Friedrich Cerha
Friedrich Cerha, geboren 1926 in Wien, ist Komponist, Dirigent, Professor und Musikschriftsteller. Er ist eine nationale Institution in Österreich. Seit über 50 Jahren steht er für die Neue Musik in seiner Heimat, in einer gewissen Weise auch für das Bestreben, der Kunst ihre Wurzeln in der Tradition zu bewahren und daraus eine Erneuerung herbeizuführen.
Er ist schon zu Lebzeiten eine musikhistorische Figur, der mit Kurt Schwertsik, (später auch H.K. Gruber) und seiner Frau Gertraud, das Ensemble die reihe gegründet hat, um ein Forum für die zeitgenössische Musik zu schaffen. Er hatte es nicht leicht in den späten 50er Jahren, ließ sich aber nicht beirren und verbündete sich mit anderen internationalen Persönlichkeiten der Neuen Musik – wie György Ligeti oder Pierre Boulez – die viele Aufführungen ihrer Kompositionen dem Ensembleleiter und Dirigenten Friedrich Cerha zu verdanken haben.
Cerha hat vorrangig nicht seine eigenen Stücke aufgeführt – er war aber von Anfang an ein harter Arbeiter an seinem Schreibtisch und schaffte Werke, die ebenfalls eine allgemeine musikhistorische Bedeutung haben und die als Meilensteine in der Musikgeschichte nach dem Zweiten Weltkrieg gelten. Sein aus sieben Orchesterwerken bestehender Spiegel-Zyklus etwa, der über zehn Jahre auf seine Uraufführung warten musste (entstanden 1960/61, uraufgeführt 1972) ist so ein Meilenstein, aber keineswegs seiner Entstehungszeit verhaftet: Gesamtaufführungen der letzten Jahre in Berlin, Dresden, Wien und Bregenz haben gezeigt, wie aktuell die Spiegel-Stücke immer noch sind, welchen ungeheuren Eindruck – sogar physischen Eindruck – sie auf den Hörer ausüben.

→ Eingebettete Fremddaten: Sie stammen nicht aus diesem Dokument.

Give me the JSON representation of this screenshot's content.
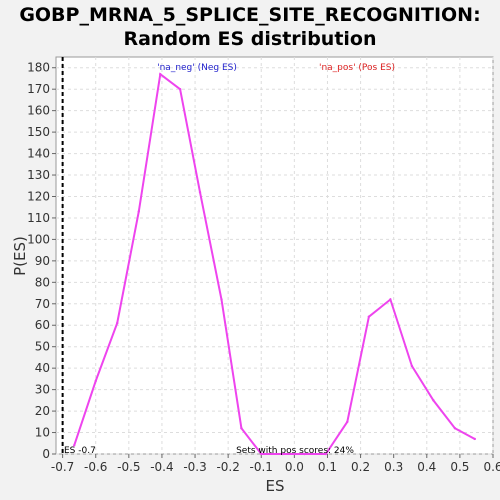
{
  "chart_data": {
    "type": "line",
    "title_line1": "GOBP_MRNA_5_SPLICE_SITE_RECOGNITION:",
    "title_line2": "Random ES distribution",
    "xlabel": "ES",
    "ylabel": "P(ES)",
    "xlim": [
      -0.72,
      0.6
    ],
    "ylim": [
      0,
      185
    ],
    "xticks": [
      -0.7,
      -0.6,
      -0.5,
      -0.4,
      -0.3,
      -0.2,
      -0.1,
      0.0,
      0.1,
      0.2,
      0.3,
      0.4,
      0.5,
      0.6
    ],
    "yticks": [
      0,
      10,
      20,
      30,
      40,
      50,
      60,
      70,
      80,
      90,
      100,
      110,
      120,
      130,
      140,
      150,
      160,
      170,
      180
    ],
    "grid": true,
    "series_color": "#ee44ee",
    "legend": [
      {
        "label": "'na_neg' (Neg ES)",
        "color": "#2222cc"
      },
      {
        "label": "'na_pos' (Pos ES)",
        "color": "#dd2222"
      }
    ],
    "marker_line": {
      "x": -0.7,
      "label": "ES -0.7",
      "color": "#000000"
    },
    "annotation": "Sets with pos scores: 24%",
    "series": [
      {
        "x": [
          -0.665,
          -0.6,
          -0.535,
          -0.47,
          -0.405,
          -0.345,
          -0.285,
          -0.22,
          -0.16,
          -0.1,
          -0.035,
          0.03,
          0.095,
          0.16,
          0.225,
          0.29,
          0.355,
          0.42,
          0.485,
          0.545
        ],
        "y": [
          4,
          34,
          61,
          113,
          177,
          170,
          122,
          72,
          12,
          0,
          0,
          0,
          0,
          15,
          64,
          72,
          41,
          25,
          12,
          7
        ]
      }
    ]
  }
}
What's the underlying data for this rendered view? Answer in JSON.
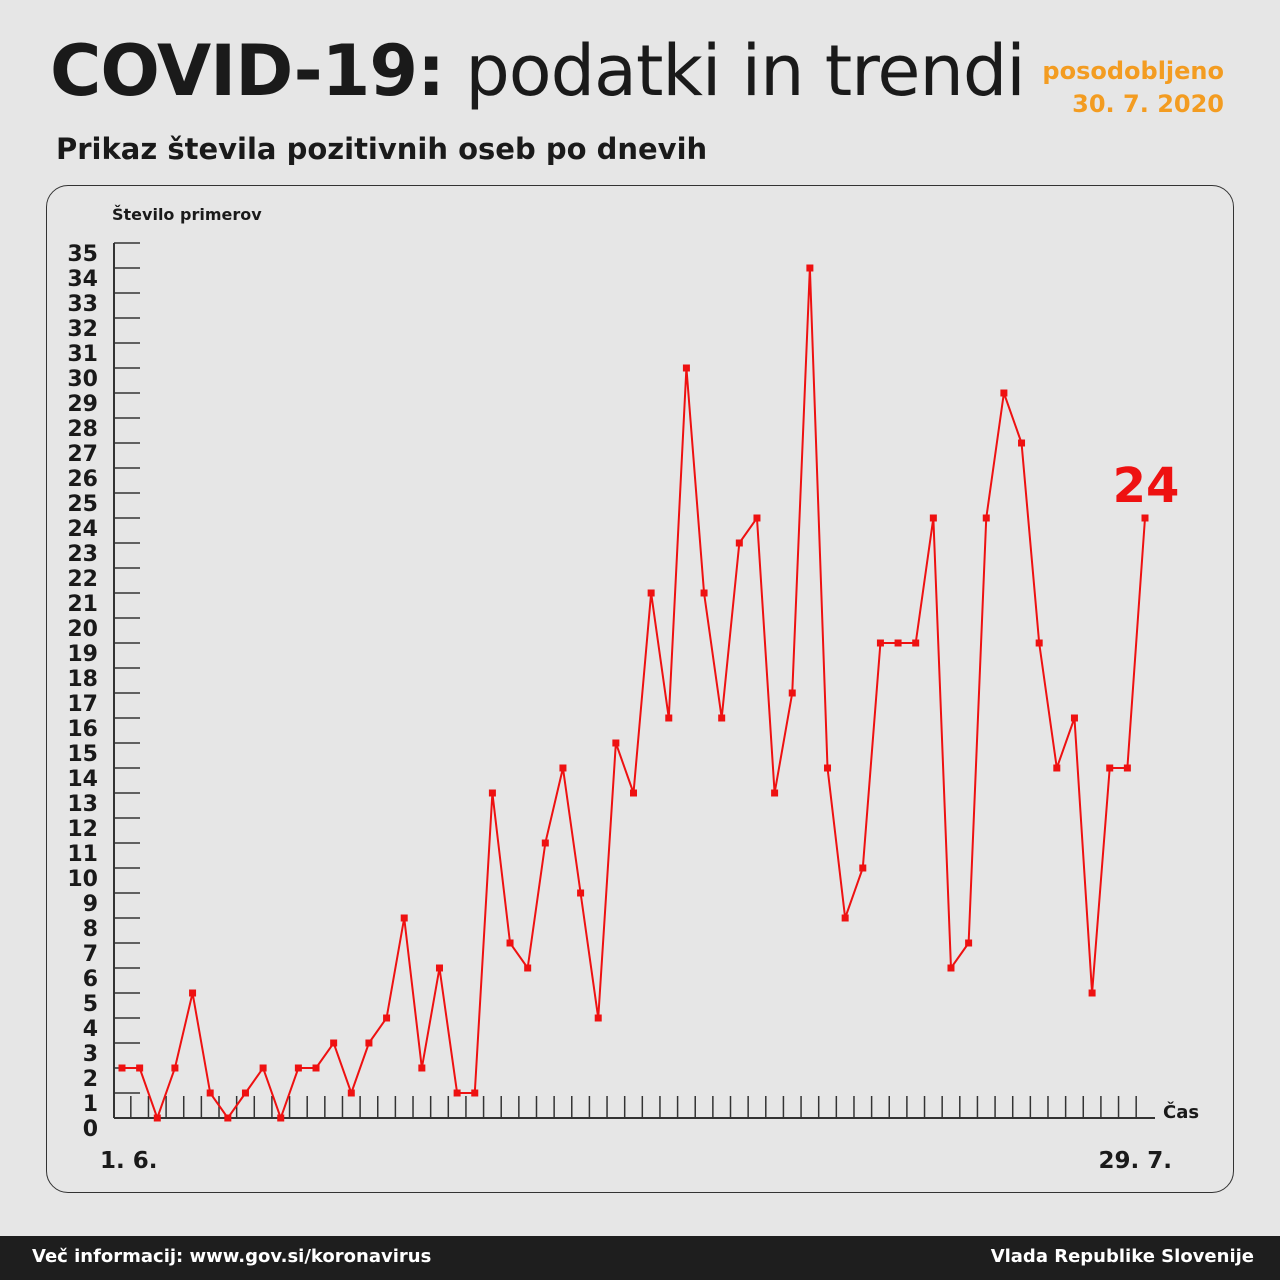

Sein vielfältiges Oeuvre umfasst alle Gattungen in den unterschiedlichsten Stilen. Seine Opern – Der Rattenfänger, Baal, Der Riese von Steinberg – haben Maßstäbe gesetzt, nicht nur was die Musik angeht, sondern auch dafür, wie ein Musiktheaterwerk
Wesentliches über Gesellschaft, über die menschliche Natur aussagen kann. Er hat aber auch zutiefst Wienerische Musik geschrieben, mit einem ganz eigenen Sinn für Humor und für die Wiener Weisen, denen vor ihm wohl niemand den Weg in den Konzertsaal geebnet hat.
Friedrich Cerhas musikgeschichtliche Bedeutung ist auch durch seine Vollendung des dritten Aktes von Alban Bergs Lulu begründet. Seit der Erstaufführung in Paris 1979 (Dirigent: Pierre Boulez, Regisseur: Patrice Chéreau, Bühnenbildner: Richard Peduzzi, Lulu: Teresa Stratas) ist die drei-aktige Fassung in unzähligen Produktionen, also Interpretationen zu erleben gewesen – ein sine qua non für die Repertoirewerdung eines jeden Werkes. Was sich Cerha vorgenommen hat, wie er mit dem von Berg hinterlassenen Material umgegangen ist, ist in einem ausführlichen Arbeitsbericht zu lesen.
Am 22. Juni 2012 wurde Cerha der Ernst von Siemens Musikpreis verliehen.